Government officials on Thursday released an updated draft of the proposed NGO law and are scheduled to meet today with nongovernmental groups for the third time to discuss the legislation, the Interior Ministry said yesterday.
While welcoming the chance to discuss a new draft, NGOs said they still harbored concerns over the document’s scope and language, which requires NGOs and associations to register as well as submit reports on activities, budgets and future plans.
Nuth Sa An, Interior Ministry secretary of state, said that he believed NGOs had enough time to review the changes, but when asked about various alterations he said there were too many to recall.
“I could not remember,” he said. “You have to wait until the meeting takes place.”
Chhith Sam Ath, executive director of NGO Forum, an umbrella organization, said that while groups were prepared to meet, more time was always appreciated.
“We are ready to discuss and dialogue with the government,” he said, adding that 11 representatives would meet with the government and the gathering would likely be behind closed doors.
Today’s meeting follows a public consultation on Jan 10, and a closed-door meeting with a handful of groups later that month at which government officials verbally agreed to accept most of their suggested changes.

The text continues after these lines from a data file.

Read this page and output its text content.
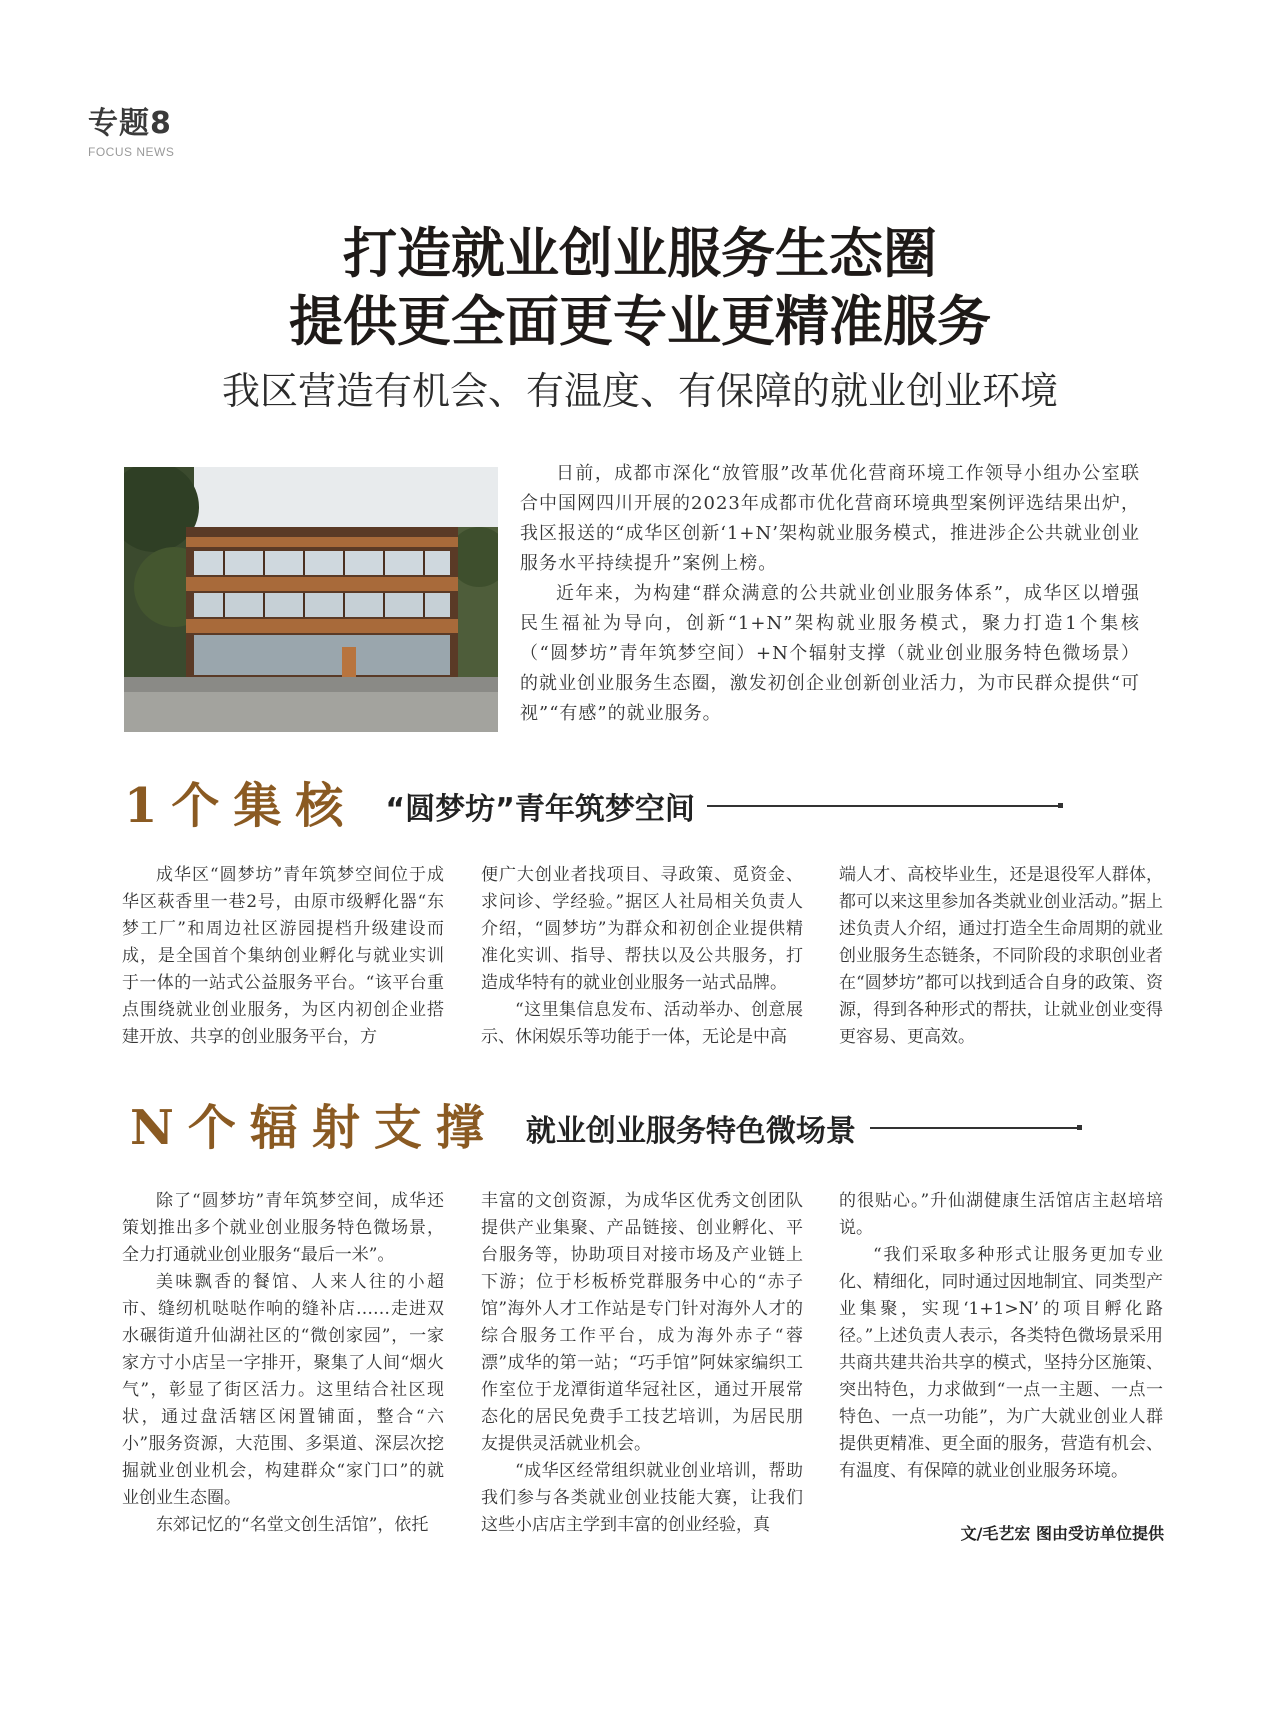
专题8
FOCUS NEWS
打造就业创业服务生态圈
提供更全面更专业更精准服务
我区营造有机会、有温度、有保障的就业创业环境

日前，成都市深化“放管服”改革优化营商环境工作领导小组办公室联合中国网四川开展的2023年成都市优化营商环境典型案例评选结果出炉，我区报送的“成华区创新‘1+N’架构就业服务模式，推进涉企公共就业创业服务水平持续提升”案例上榜。

近年来，为构建“群众满意的公共就业创业服务体系”，成华区以增强民生福祉为导向，创新“1+N”架构就业服务模式，聚力打造1个集核（“圆梦坊”青年筑梦空间）+N个辐射支撑（就业创业服务特色微场景）的就业创业服务生态圈，激发初创企业创新创业活力，为市民群众提供“可视”“有感”的就业服务。

1个集核 “圆梦坊”青年筑梦空间

成华区“圆梦坊”青年筑梦空间位于成华区萩香里一巷2号，由原市级孵化器“东梦工厂”和周边社区游园提档升级建设而成，是全国首个集纳创业孵化与就业实训于一体的一站式公益服务平台。“该平台重点围绕就业创业服务，为区内初创企业搭建开放、共享的创业服务平台，方

便广大创业者找项目、寻政策、觅资金、求问诊、学经验。”据区人社局相关负责人介绍，“圆梦坊”为群众和初创企业提供精准化实训、指导、帮扶以及公共服务，打造成华特有的就业创业服务一站式品牌。

“这里集信息发布、活动举办、创意展示、休闲娱乐等功能于一体，无论是中高

端人才、高校毕业生，还是退役军人群体，都可以来这里参加各类就业创业活动。”据上述负责人介绍，通过打造全生命周期的就业创业服务生态链条，不同阶段的求职创业者在“圆梦坊”都可以找到适合自身的政策、资源，得到各种形式的帮扶，让就业创业变得更容易、更高效。

N个辐射支撑 就业创业服务特色微场景

除了“圆梦坊”青年筑梦空间，成华还策划推出多个就业创业服务特色微场景，全力打通就业创业服务“最后一米”。

美味飘香的餐馆、人来人往的小超市、缝纫机哒哒作响的缝补店……走进双水碾街道升仙湖社区的“微创家园”，一家家方寸小店呈一字排开，聚集了人间“烟火气”，彰显了街区活力。这里结合社区现状，通过盘活辖区闲置铺面，整合“六小”服务资源，大范围、多渠道、深层次挖掘就业创业机会，构建群众“家门口”的就业创业生态圈。

东郊记忆的“名堂文创生活馆”，依托

丰富的文创资源，为成华区优秀文创团队提供产业集聚、产品链接、创业孵化、平台服务等，协助项目对接市场及产业链上下游；位于杉板桥党群服务中心的“赤子馆”海外人才工作站是专门针对海外人才的综合服务工作平台，成为海外赤子“蓉漂”成华的第一站；“巧手馆”阿妹家编织工作室位于龙潭街道华冠社区，通过开展常态化的居民免费手工技艺培训，为居民朋友提供灵活就业机会。

“成华区经常组织就业创业培训，帮助我们参与各类就业创业技能大赛，让我们这些小店店主学到丰富的创业经验，真

的很贴心。”升仙湖健康生活馆店主赵培培说。

“我们采取多种形式让服务更加专业化、精细化，同时通过因地制宜、同类型产业集聚，实现‘1+1>N’的项目孵化路径。”上述负责人表示，各类特色微场景采用共商共建共治共享的模式，坚持分区施策、突出特色，力求做到“一点一主题、一点一特色、一点一功能”，为广大就业创业人群提供更精准、更全面的服务，营造有机会、有温度、有保障的就业创业服务环境。

文/毛艺宏 图由受访单位提供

At least one NGO, however, has rejected the upcoming meeting. The Cambodian Center for Human Rights said yesterday that the meeting was only paying lip service to hammering out the draft law.
“CCHR has decided, out of principle, not to engage with other NGOs and provide any input into the consultation, so as to [distance] itself from this token effort by the [government] to create the semblance of consensus regarding the NGO law,” the organization said in a statement.
Ou Virak, CCHR president, said the meetings featured a selected group of NGOs that could not encompass the nation’s substantial civil society community.
“If the process is more open, we will definitely be a part of it,” he said.